2) Chargebacks. If you screw up, you pay. This is 'the stick' approach. This type of model in general is hard to implement at most tech and digital native companies that have less mature budget management, though it is somewhat common at most large organizations, whether tech or digital or really any industry. I'm also curious as to success stories about when to enforce 'the stick' for startups/scaleups, etc.
your Data Quality Camp link does not work
That's pretty great article and it makes a lot of sense to me.
I'd say the requirements for contracts are pretty spot on and draw a lot from software engineering proven practices.
I'd say the hardest to implement are "Data contracts must be enforced at the producer level" and then "Data contracts cover semantics" (so I am really curious to see part 3).

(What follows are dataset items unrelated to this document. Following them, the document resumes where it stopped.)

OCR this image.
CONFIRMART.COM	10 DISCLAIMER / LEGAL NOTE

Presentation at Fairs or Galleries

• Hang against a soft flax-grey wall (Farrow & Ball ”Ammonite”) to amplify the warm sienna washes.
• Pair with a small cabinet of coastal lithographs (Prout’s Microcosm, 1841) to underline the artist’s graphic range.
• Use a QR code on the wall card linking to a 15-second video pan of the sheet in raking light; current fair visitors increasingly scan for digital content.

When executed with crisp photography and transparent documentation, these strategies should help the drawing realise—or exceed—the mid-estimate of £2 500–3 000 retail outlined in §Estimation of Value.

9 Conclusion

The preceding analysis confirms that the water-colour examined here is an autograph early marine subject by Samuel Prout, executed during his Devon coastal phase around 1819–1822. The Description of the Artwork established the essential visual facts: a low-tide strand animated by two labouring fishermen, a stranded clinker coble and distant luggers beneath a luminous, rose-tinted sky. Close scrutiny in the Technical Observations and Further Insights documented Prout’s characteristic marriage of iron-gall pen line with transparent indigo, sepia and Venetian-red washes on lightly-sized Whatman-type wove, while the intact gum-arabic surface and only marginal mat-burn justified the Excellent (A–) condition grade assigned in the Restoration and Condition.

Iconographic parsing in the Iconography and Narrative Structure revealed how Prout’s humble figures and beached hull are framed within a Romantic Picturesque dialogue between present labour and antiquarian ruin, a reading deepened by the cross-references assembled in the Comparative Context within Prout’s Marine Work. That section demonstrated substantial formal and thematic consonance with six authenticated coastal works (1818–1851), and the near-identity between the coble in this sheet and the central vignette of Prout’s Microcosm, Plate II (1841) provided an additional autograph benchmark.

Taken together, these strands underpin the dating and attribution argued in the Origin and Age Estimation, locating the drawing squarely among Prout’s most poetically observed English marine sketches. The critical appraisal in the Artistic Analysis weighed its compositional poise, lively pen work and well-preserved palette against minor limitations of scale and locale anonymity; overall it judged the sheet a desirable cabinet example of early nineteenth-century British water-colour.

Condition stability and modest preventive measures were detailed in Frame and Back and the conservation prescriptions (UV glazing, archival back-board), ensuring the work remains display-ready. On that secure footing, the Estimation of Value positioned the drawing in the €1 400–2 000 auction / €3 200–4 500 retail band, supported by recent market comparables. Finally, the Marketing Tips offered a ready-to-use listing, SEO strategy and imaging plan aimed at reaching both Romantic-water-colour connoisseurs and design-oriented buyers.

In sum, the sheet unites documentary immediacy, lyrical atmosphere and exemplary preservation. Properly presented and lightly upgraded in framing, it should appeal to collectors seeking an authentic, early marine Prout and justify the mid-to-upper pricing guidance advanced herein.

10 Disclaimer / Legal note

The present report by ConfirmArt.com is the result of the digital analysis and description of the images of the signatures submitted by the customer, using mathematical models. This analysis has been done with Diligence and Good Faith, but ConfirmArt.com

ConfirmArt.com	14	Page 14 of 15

Data contracts must be enforced at the producer level - that seems hardest.It is on one hand the producer (e.g software engineering creating the product or service ) need to be aware of how changes in semantics of data (which may not change product behaviour but would change analytics) is impactful. But there are purely seasonal changes (normal semantic/data drift) that depends on things outside of even the producer people which can change the semantic of the data.
"A contract by definition requires enforcement." Probably missed this in the text, but who will be in charge of this enforcement? Let's say I have a DevOps and DataOps team with product owners and then CIO at the top of the org.